Later in 1916, Elisabetta met Prince Andrei Alexandrovich of Russia, a member of the Russian imperial family, in Saint Petersburg. Prince Andrei was the son of Grand Duke Alexander Mikhailovich and Grand Duchess Xenia Alexandrovna and a grandson of Emperor Alexander III. Shortly after they met, the Russian monarchy was overthrown in the February Revolution. Prince Andrei moved with his family to Ai-Todor, his father's property in Crimea. During this time, Elisabetta and Prince Andrei began a relationship. She became pregnant, which led to the couple marrying on 12 June 1918 in the Romanov family chapel at Ai-Todor in the presence of Prince Andrei's family, including Dowager Empress Maria Feodorovna. Their wedding was the last royal wedding to take place in Russia until the wedding of Grand Duke George Mikhailovich of Russia and Rebecca Bettarini in 2021.

== Russian revolution and exile ==
During the time of their wedding, Elisabetta's husband could not contact his uncle, Emperor Nicholas II, who was under house arrest at the Governor's Mansion in Tobolsk. A month after she and Prince Andrei married, the emperor and empress, and their children, were murdered by the Bolsheviks.

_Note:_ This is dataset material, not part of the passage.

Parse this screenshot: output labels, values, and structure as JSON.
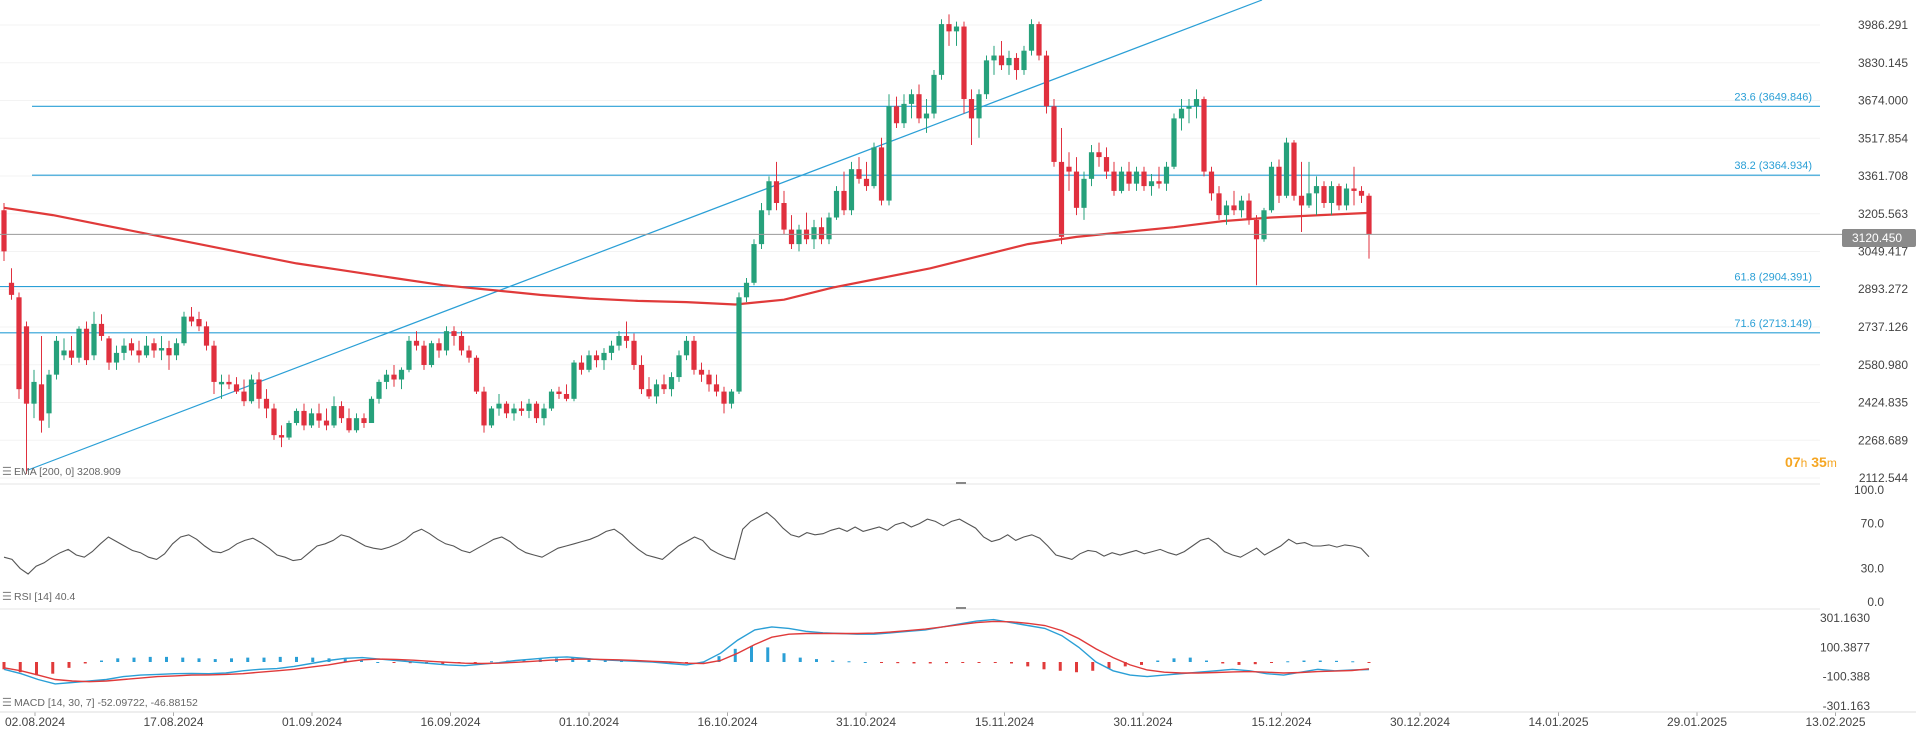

For a time, following the October Revolution, the family was imprisoned at Dulber, a palace in Crimea that belonged to Grand Duke Peter Nikolaevich of Russia. They were liberated by German troops and, in December 1918, Elisabetta and her husband fled Russia aboard the British Royal Navy ship HMS Marlborough. They headed to France for the Paris Peace Conference, where her husband and father-in-law went to seek support in Western Europe for the White Army.

The family spent the first years of their exile in France, living in the French Riviera home of Prince Andrei's aunt, Grand Duchess Anastasia Mikhailovna.

Elisabetta and Prince Andrei had three children, the eldest two were born in France and the youngest was born in London:
- Princess Xenia Andreevna (1919–2000) m. 1 1945 to Calhoun Ancrum (1915–1990); they divorced in 1954. m. 2 1958 Geoffrey Tooth (1908–1998). She had no children from either marriage.
- Prince Michael Andreevich (1920–2008) m. 1 1953 Jill Murphy (1921–2006); they divorced in 1953. m. 2 1954 Shirley Cramond (1916–1983). m. 3 1993 Giulia Crespi (b. 1930). Michael had no children from any of his marriages.
- Prince Andrew Andreevich (1923–2021) m. 1 1951 Elena Durneva (1927—1992). They had one son before divorcing in 1959. m. 2 1961 Kathleen Norris (1935–1967). They had two children. m. 3 1987 Inez Storer (born 1933). From 31 December 2016 to 28 November 2021, some of Emperor Nicholas I's descendants recognized him as head of the Romanov Family.

While living outside of Russia, Elisabetta was diagnosed with cancer, which left her very weak.

The family lived without much money and, with Prince Andrei not able to find steady occupation, they depended much on the charity of wealthier family members outside of Russia. They eventually settled in England; first at Frogmore and later at Wilderness House, a grace and favor residence on the grounds of Hampton Court Palace that was leased to Prince Andrei's mother by George VI.

== Death ==
On 29 October 1940, during World War II, Elisabetta was at Wilderness House when a German air raid occurred. During the raid, a bomb was dropped near the house which caused windows to shatter and ceiling beams to fall. Elisabetta died due to injuries from the blast. Following her death, her husband and children went to stay at Craig Gowan House near Balmoral Castle.

== Works cited ==
- Princess Olga Romanoff. My father and his family. Royalty Digest Quarterly. 2007 N 1.
- Van Der Kiste, John & Hall, Coryne. Once a Grand Duchess: Xenia, Sister of Nicholas II. Sutton Publishing, 2002. ISBN 0-7509-2749-6.
- Willis, Daniel. The Romanovs in the 21st Century: a genealogical Biography. VDM, 2009. ISBN 978-3-639-17480-9.
- Willis, Daniel. The Romanovs in the 21st Century: a genealogical Biography. VDM, 2009. ISBN 978-3-639-17480-9.